The UK’s teenagers have the lowest levels of happiness and life satisfaction in Europe, a new study has found. 

The Good Childhood Report 2024 was compiled by Christian charity, The Children’s Society, which said it painted a “deeply worrying picture” about how young people in the UK feel.

The report is based on the findings of The Children’s Society’s own annual household survey in 2024 and an analysis of data from 27 European countries belonging to the OECD’s Programme for International Student Assessment (PISA).

The report reveals that a quarter of 15-year-old students in the UK (25.2%) reported low life satisfaction in 2022 – the most recent data available – a far greater proportion than the 16.6% average across the same age group in the other 26 countries. 

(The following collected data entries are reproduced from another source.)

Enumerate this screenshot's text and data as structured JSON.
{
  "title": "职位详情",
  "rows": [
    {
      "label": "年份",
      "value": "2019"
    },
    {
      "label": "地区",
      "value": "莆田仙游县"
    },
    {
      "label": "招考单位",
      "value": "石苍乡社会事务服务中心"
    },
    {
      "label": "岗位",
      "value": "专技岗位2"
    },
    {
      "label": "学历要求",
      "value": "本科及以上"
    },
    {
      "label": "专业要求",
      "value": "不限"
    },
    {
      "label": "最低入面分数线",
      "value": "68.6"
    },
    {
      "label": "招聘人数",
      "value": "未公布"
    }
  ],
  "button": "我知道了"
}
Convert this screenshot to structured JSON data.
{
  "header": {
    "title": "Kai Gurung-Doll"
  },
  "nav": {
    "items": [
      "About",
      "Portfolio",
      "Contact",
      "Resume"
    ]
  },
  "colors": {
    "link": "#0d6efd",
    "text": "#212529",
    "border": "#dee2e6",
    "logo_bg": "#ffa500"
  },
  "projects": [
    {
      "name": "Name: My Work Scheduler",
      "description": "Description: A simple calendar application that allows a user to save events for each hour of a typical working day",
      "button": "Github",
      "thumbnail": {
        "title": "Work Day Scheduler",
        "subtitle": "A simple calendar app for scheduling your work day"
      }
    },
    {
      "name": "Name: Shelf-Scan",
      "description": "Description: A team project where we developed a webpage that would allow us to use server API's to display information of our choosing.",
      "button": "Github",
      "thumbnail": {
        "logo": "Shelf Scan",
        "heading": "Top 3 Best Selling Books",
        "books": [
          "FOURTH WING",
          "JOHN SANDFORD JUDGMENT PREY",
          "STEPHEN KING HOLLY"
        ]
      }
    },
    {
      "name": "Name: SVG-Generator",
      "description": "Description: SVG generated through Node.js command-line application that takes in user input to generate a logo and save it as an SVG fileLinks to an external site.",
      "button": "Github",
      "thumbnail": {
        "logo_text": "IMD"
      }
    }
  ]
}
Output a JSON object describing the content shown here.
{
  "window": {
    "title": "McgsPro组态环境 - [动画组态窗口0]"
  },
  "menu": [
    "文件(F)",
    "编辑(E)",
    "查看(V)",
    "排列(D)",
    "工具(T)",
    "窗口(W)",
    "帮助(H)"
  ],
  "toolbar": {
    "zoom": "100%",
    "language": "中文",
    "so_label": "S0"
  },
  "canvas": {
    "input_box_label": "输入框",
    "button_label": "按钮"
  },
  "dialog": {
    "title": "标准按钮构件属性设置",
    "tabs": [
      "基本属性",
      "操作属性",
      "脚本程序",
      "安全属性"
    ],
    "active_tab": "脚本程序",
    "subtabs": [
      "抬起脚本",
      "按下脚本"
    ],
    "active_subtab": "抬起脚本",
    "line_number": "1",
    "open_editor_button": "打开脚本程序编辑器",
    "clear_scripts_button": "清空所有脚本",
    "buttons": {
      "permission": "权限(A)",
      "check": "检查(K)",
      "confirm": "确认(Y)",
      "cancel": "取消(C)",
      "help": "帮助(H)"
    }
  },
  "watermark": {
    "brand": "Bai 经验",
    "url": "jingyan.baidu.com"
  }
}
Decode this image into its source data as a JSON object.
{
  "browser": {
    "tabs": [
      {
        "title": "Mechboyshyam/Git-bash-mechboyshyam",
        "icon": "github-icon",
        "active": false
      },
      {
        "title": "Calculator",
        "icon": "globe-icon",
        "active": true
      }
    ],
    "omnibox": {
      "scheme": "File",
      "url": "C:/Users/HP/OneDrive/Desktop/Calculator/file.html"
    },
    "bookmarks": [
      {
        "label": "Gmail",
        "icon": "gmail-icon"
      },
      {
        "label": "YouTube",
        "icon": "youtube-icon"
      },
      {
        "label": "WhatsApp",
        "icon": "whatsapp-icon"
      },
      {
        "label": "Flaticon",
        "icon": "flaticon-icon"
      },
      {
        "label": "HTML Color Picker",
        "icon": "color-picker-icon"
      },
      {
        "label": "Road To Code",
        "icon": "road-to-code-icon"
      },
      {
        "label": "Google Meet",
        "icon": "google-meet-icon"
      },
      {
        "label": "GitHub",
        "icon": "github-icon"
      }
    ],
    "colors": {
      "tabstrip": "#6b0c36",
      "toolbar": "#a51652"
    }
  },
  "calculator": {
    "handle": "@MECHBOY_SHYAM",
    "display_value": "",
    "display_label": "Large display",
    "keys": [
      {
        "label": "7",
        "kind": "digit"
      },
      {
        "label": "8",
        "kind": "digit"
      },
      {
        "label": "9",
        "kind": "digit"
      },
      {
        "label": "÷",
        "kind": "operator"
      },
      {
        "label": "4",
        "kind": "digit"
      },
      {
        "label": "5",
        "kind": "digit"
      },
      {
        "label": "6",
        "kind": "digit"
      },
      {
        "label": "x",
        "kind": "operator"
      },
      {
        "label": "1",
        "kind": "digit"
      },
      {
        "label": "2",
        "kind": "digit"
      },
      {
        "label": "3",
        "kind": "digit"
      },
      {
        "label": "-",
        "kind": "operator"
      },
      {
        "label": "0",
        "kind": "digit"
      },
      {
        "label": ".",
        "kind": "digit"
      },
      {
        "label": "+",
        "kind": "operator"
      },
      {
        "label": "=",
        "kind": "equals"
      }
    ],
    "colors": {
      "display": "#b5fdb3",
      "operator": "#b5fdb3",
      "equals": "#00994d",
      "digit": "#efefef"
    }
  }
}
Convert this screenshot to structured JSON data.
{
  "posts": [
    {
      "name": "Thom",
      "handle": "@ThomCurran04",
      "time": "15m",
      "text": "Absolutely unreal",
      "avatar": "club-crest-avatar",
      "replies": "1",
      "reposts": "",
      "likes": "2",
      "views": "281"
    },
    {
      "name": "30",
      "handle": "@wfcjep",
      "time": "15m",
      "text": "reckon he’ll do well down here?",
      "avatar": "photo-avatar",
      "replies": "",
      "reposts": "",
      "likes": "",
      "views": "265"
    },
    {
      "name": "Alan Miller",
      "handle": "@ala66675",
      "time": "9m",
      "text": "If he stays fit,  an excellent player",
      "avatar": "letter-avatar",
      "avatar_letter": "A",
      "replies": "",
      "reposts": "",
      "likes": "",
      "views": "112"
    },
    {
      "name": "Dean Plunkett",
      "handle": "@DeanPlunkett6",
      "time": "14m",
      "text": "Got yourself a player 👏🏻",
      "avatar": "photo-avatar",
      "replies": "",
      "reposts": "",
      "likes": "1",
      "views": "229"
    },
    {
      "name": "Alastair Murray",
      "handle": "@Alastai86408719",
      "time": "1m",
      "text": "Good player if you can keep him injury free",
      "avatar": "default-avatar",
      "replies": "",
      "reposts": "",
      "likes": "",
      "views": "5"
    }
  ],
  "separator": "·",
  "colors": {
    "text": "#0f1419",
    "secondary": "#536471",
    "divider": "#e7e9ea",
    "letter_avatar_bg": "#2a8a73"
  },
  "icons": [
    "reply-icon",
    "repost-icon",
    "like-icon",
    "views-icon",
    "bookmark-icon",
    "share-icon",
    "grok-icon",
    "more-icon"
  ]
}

By contrast, only 6.7% of Dutch teens reported low life satisfaction. 

UK girls are significantly unhappier than their peers in other European countries. Nearly a third (30.9%) of UK girls aged 15 reported low life satisfaction, compared to only one in five (21.4%) of the same age across Europe. 

Life satisfaction for both young girls and boys in the UK declined between 2015 and 2022 more rapidly than other parts of Europe – by 1.03 points for UK girls, compared to 0.77 points for girls on average across Europe, and 0.80 points for UK boys, compared to 0.41 points for boys on average across Europe.

The UK has some of the highest rates of food poverty in Europe with one in 10 UK 15 year olds (11%) skipping meals at least once a week because of financial pressures – putting the UK above only Bulgaria, Romania, and Lithuania. 

UK youths aged 10 to 17 from financially strained households were found to have lower low life satisfaction than their peers in more affluent households. 

Commenting on the findings, Children’s Society Mark Russell, said that “alarm bells are ringing”.